I tried to replace the vector of atomic integers with a vector of integers (2981824 https://github.com/pangenome/odgi/commit/298182452b36a2e35529b2158f2c0dcdccef812d) and execute odgi sort 10 times in both cases (atomic and not atomic) on a human chromosome 20 pangenome graph from 90 haplotypes:

length nodes edges paths

187070843 2820570 3969999 824

I've used 48 threads each time. The differences are subtle:

[image: image] https://user-images.githubusercontent.com/62253982/171991382-8965fdd9-646d-4210-bbaf-e4706503ccb1.png

The runtime seems a little bit unstable with the vector of integers, but the mean link length tends to be slightly shorter.

I tried a single run in 2D with odgi layout too (c516b89 https://github.com/pangenome/odgi/commit/c516b893a3e75091e3ea43e516f0744fbec7698c), but with the vectors of integers I've got a worse runtime.

Thanks for the results.
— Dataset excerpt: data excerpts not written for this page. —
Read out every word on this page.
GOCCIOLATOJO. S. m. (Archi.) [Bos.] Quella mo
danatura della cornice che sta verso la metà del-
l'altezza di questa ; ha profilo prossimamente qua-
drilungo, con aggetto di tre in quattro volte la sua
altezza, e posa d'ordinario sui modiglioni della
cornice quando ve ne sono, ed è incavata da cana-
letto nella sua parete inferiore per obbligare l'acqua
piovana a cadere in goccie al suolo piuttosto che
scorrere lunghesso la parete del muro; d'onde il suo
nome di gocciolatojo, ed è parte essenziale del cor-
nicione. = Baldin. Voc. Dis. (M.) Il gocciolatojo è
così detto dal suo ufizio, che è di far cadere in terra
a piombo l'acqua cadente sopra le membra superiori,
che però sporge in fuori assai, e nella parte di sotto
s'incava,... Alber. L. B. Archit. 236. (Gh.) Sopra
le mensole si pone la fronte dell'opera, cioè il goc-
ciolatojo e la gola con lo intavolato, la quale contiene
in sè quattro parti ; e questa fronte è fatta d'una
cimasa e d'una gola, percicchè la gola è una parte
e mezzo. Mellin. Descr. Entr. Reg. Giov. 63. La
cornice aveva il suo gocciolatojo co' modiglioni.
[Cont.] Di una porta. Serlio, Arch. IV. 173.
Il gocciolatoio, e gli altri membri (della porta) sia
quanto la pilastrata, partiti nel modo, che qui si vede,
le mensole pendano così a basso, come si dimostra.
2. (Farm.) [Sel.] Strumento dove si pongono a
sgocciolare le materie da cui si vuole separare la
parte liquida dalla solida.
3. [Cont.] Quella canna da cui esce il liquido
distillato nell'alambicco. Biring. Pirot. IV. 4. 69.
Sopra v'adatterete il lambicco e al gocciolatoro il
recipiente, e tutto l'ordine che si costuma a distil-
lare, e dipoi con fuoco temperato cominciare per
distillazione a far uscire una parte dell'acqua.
Seems that they have similar performance in 1D sort, and a plain vector doesn't result in memory corruption error.

— Reply to this email directly, view it on GitHub https://github.com/pangenome/odgi/issues/415#issuecomment-1146683145, or unsubscribe https://github.com/notifications/unsubscribe-auth/AABDQEPD72VD5A7LQPGD4Q3VNO5YRANCNFSM5XTTELQQ . You are receiving this because you commented.Message ID: @.***>

subwaystation commented 2 years ago

I agree with @ekg. Better keep the atomic vector.